À mesure que la grande industrie se développe et amène dans l’agriculture une révolution correspondante, on voit non seulement l’échelle de la production s’étendre dans toutes les autres branches d’industrie, mais encore leur caractère se transformer. Le principe du système mécanique qui consiste à analyser le procès de production dans ses phases constituantes et à résoudre les problèmes ainsi éclos au moyen de la mécanique, de la chimie, etc., en un mot, des sciences naturelles, finit par s’imposer partout. Le machinisme s’empare donc tantôt de tel procédé, tantôt de tel autre dans les anciennes manufactures où son intrusion entraîne des changements continuels et agit comme un dissolvant de leur organisation due à une division de travail presque cristallisée.
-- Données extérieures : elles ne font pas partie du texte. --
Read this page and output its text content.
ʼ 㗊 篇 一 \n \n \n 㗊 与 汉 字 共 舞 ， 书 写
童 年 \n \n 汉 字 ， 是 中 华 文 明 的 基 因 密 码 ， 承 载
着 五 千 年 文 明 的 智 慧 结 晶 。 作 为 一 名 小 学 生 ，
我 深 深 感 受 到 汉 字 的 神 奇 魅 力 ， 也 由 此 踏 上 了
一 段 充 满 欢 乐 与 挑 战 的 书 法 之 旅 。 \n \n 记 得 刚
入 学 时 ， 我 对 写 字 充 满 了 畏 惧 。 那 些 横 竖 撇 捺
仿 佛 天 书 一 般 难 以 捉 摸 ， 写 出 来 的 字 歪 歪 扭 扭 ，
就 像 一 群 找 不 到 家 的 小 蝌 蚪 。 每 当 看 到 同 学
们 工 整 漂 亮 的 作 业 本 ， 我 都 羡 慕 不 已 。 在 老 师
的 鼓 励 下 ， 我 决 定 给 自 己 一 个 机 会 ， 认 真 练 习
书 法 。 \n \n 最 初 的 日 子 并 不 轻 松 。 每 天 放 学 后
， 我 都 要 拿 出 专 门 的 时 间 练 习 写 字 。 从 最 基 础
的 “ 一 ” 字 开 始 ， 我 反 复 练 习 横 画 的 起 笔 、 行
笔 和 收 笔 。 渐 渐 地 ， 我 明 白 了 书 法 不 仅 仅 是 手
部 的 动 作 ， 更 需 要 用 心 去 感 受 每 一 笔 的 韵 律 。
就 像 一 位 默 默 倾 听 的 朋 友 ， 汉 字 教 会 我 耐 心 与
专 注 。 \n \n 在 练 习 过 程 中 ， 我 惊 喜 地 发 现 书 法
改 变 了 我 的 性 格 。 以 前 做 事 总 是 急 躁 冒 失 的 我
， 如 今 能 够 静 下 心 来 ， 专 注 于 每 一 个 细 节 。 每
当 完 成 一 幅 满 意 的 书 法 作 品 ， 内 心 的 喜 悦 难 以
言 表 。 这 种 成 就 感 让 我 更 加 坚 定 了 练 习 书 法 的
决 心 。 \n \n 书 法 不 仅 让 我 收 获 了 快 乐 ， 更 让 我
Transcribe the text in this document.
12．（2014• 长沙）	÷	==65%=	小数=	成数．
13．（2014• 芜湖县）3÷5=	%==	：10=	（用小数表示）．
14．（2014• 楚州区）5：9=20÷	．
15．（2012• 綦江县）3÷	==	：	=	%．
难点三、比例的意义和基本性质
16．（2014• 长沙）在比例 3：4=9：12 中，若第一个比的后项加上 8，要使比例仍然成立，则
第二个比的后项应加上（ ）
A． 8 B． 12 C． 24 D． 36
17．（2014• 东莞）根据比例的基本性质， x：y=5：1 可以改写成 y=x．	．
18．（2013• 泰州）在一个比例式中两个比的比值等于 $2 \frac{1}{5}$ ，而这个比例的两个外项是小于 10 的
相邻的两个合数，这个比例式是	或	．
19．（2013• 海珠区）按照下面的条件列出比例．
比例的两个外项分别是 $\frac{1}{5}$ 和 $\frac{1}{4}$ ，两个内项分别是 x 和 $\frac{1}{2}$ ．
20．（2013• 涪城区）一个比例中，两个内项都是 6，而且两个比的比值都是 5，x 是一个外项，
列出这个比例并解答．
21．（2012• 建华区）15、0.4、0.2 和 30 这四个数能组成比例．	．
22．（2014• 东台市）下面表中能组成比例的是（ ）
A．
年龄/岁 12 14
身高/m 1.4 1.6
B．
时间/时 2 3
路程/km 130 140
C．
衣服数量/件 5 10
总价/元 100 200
La composition du travailleur collectif ou du personnel de travail combiné est aussi bouleversée de fond en comble. En contraste avec la période manufacturière, le plan de la division de travail se base dès lors sur l’emploi du travail des femmes, des enfants de tout âge, des ouvriers inhabiles, bref, du cheap labour ou du travail à bon marché, comme disent les Anglais. Et ceci ne s’applique pas seulement à la production combinée sur une grande échelle, qu’elle emploie ou non des machines, mais encore à la soi‑disant industrie à domicile, qu’elle se pratique dans la demeure privée des ouvriers ou dans de petits ateliers. Cette prétendue industrie domestique n’a rien de commun que le nom avec l’ancienne industrie domestique qui suppose le métier indépendant dans les villes, la petite agriculture indépendante dans les campagnes, et, par‑dessus tout, un foyer appartenant à la famille ouvrière. Elle s’est convertie maintenant en département externe de la fabrique, de la manufacture ou du magasin de marchandises. Outre les ouvriers de fabrique, les ouvriers manufacturiers et les artisans qu’il concentre par grandes masses dans de vastes ateliers, où il les commande directement, le capital possède une autre armée industrielle, disséminée dans les grandes villes et dans les campagnes, qu’il dirige au moyen de fils invisibles ; exemple : la fabrique de chemises de MM. Tillie, à Londonderry, en Irlande, laquelle occupe mille ouvriers de fabrique proprement dits et neuf mille ouvriers à domicile disséminés dans la campagne[5].

  1. « Ch. Empl. Comm. iv. Report, 1864 », p. 108, n. 447.
  2. Aux États-Unis il arrive fréquemment que le métier se reproduit ainsi en prenant pour base l’emploi des machines. Sa conversion ultérieure en fabrique étant inévitable, la concentration s’y effectuera avec une rapidité énorme, comparativement à l’Europe et même à l’Angleterre.
  3. Comp. « Reports of Insp. of Fact. 31 oct. 1865 », p. 64.
  4. La première manufacture de plumes d’acier sur une grande échelle a été fondée à Birmingham, par M. Gillot. Elle fournissait déjà, en 1851, plus de cent quatre-vingt millions de plumes et consommait, par an, cent vingt tonnes d’acier en lames. Birmingham monopolisa cette industrie dans le Royaume-Uni et produit maintenant, chaque année, des milliards de plumes d’acier. D’après le recensement de 1861, le nombre des personnes occupées était de mille quatre cent vingt-huit ; sur ce nombre il y avait mille deux cent soixante-huit ouvrières enrôlées à partir de l’âge de cinq ans.
  5. « Child. Empl. Comm. ii. Rep. 1864 », p. lxviii n. 415.